As soon as the realization dawned, as a young child, that people had written these wonderful stories in the library, I knew I wanted to be a writer. Unfortunately, I didn’t “seize the day” to make my dream become reality until I was in my thirties. I’m happy to have rectified that now.

What was the first book you remember reading? 

A Noddy Picture-book by Enid Blyton. I also remember reading, and being read, a lot of comics, such as Toby and The Disney Comic, before graduating on to Batman and the like.

Why is 'Bloody Flies' controversial? 

Bloody Flies is controversial because it tackles the issue of slave camel jockeys. Young kids who were kidnapped from their homes in South Asia and forced to race camels in the Middle East. Because of this, the authorities (In the Gulf) have refused to process the forms that would allow me to sell the book there. The book also ruffled a few feathers because it was the first literary work in English to challenge the ethics of the expatriate lifestyle in the UAE. 

Are you writing a sequel? 

I’m not writing a sequel, for now, because being banned in your main market is not all that it’s cracked up to be. People frequently say to me that banning a book encourages more sales. From my perspective, I can assure you that this is not the case. 

What are you currently writing?

An historical adventure about Cinaed mac Alpin, the first King of Scotland. I’m about half way through and I’m hoping it will be ready next year. I’m pretty sure this one won’t get banned.

How do you maintain thoughts and ideas? 

My journal is very important to me. I don’t keep it like a diary but I do like to fill it with quotes, cuttings and ideas. Sometimes I write my stories longhand in there too, when I have days where I don’t feel like typing. 

At other times, I like to stew over an idea in my head and it can take weeks before I transfer it to paper. 

Where do you like to write? 

In my living room overlooking the hustle and bustle of Hamdan Street in Abu Dhabi. It’s the City Centre, so there is a lot going on outside. Sometimes, when I want a change of scene, I head to a CafĂ© next to the sea. But, when I do that, there’s always the risk I spend more time chatting than writing. 

Do you have a rigorous writing routine or muse?

There’s no muse in my life, certainly no fixed one, but I do have a routine of sorts. I need to procrastinate for hours before I put pen to paper. Luckily I have a procrastination schedule.

Usually, I drop my children off at school, before driving to my club for a swim. After forty laps I read the news, check my emails and social networks, and head for home, where I make coffee and pour myself some fizzy mineral water. Once the computer boots up I’m good for anywhere between one and a half to three hours; and then it’s time to pick the boys up from school again.
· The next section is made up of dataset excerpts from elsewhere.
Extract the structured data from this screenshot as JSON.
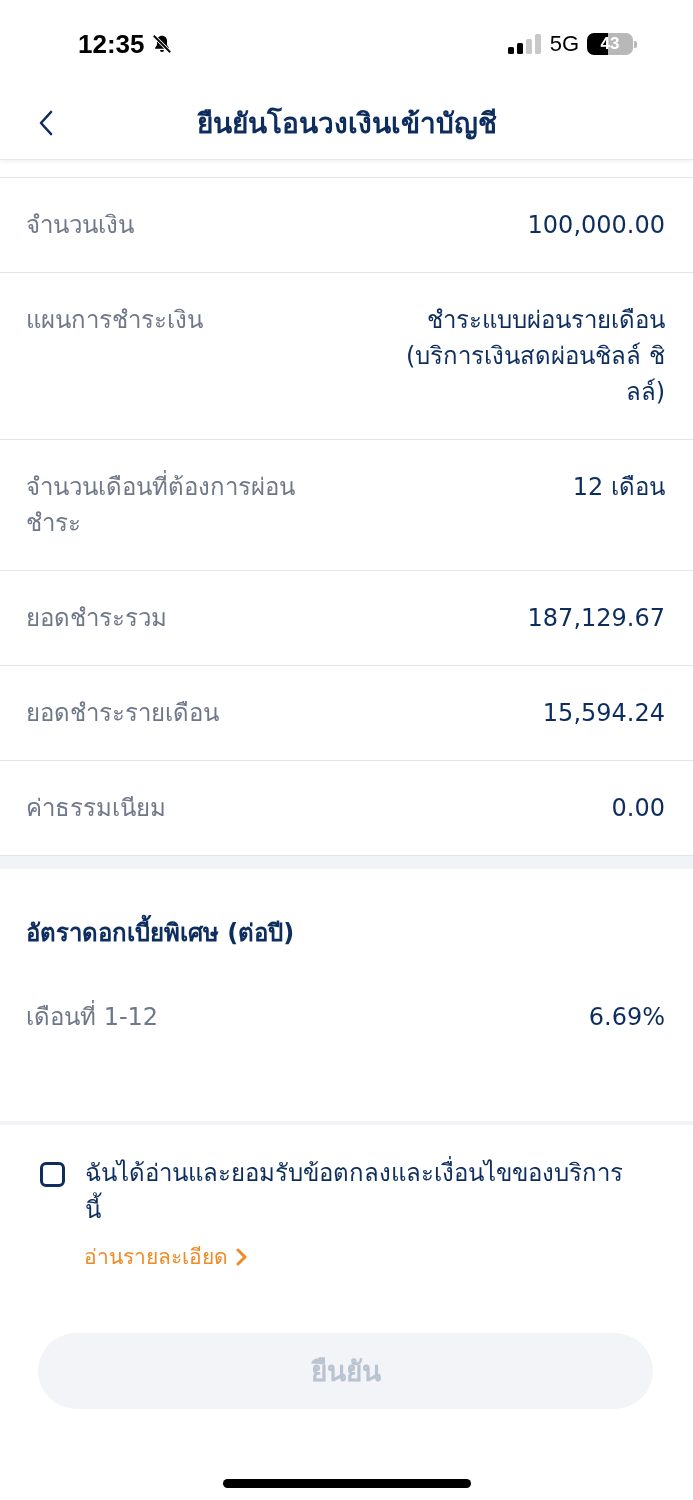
{
  "status_bar": {
    "time": "12:35",
    "network": "5G",
    "battery": "43"
  },
  "header": {
    "title": "ยืนยันโอนวงเงินเข้าบัญชี"
  },
  "details": [
    {
      "label": "จำนวนเงิน",
      "value": "100,000.00"
    },
    {
      "label": "แผนการชำระเงิน",
      "value": "ชำระแบบผ่อนรายเดือน (บริการเงินสดผ่อนชิลล์ ชิลล์)"
    },
    {
      "label": "จำนวนเดือนที่ต้องการผ่อนชำระ",
      "value": "12 เดือน"
    },
    {
      "label": "ยอดชำระรวม",
      "value": "187,129.67"
    },
    {
      "label": "ยอดชำระรายเดือน",
      "value": "15,594.24"
    },
    {
      "label": "ค่าธรรมเนียม",
      "value": "0.00"
    }
  ],
  "interest": {
    "title": "อัตราดอกเบี้ยพิเศษ (ต่อปี)",
    "rows": [
      {
        "label": "เดือนที่ 1-12",
        "value": "6.69%"
      }
    ]
  },
  "agreement": {
    "text": "ฉันได้อ่านและยอมรับข้อตกลงและเงื่อนไขของบริการนี้",
    "checked": false,
    "link": "อ่านรายละเอียด"
  },
  "confirm_button": {
    "label": "ยืนยัน",
    "disabled": true
  }
}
Once they’re sorted out, I drive to the College where I lecture. 

I never write at night. 

Who is your favorite author?

I can’t give one favorite writer so I’ll give three instead.

The first is Hermann Hesse. His novels always have something unusual, important and difficult to say. But he handles the difficulty with ease and renders the issue, whatever it is, accessible.

Second is Kazuo Ishiguro who wrote Remains of the Day and Never Let Me Go. Ishiguro has it all: style, substance, character and plot, all in a perfectly executed package. 

Third is Cormac McCarthy. McCarthy is stylistically wonderful. His writing is sparse, bleak and driven, and if I could choose to write like anyone, it would be him. 

Any advice for beginning writers? 

Develop a thick skin, strive continually to improve and stick with it for the long haul. People will try to knock you down. Don’t let them. There will be others who will help you. 

List 10 random facts about yourself… 

I married Naomi, in Sri Lanka, on the back of an elephant called Baby Nola.

I’m a Karate black belt.

In the summer, I escape the heat of Abu Dhabi by flying off to the beautiful seaside town of Largs in the West of Scotland. 

My MA in Creative Writing is from the University of Lancaster.

My favorite soccer team is St Mirren FC in the Scottish Premier League.

I’m the father of fantastic seven year old twins.

Killing Vikings is one of my favorite pastimes.

Sashimi is my favorite food.

Swearing is something I do regularly whilst negotiating Abu Dhabi’s crazy traffic.

I was once a stooge in the Ken Dodd laughter show.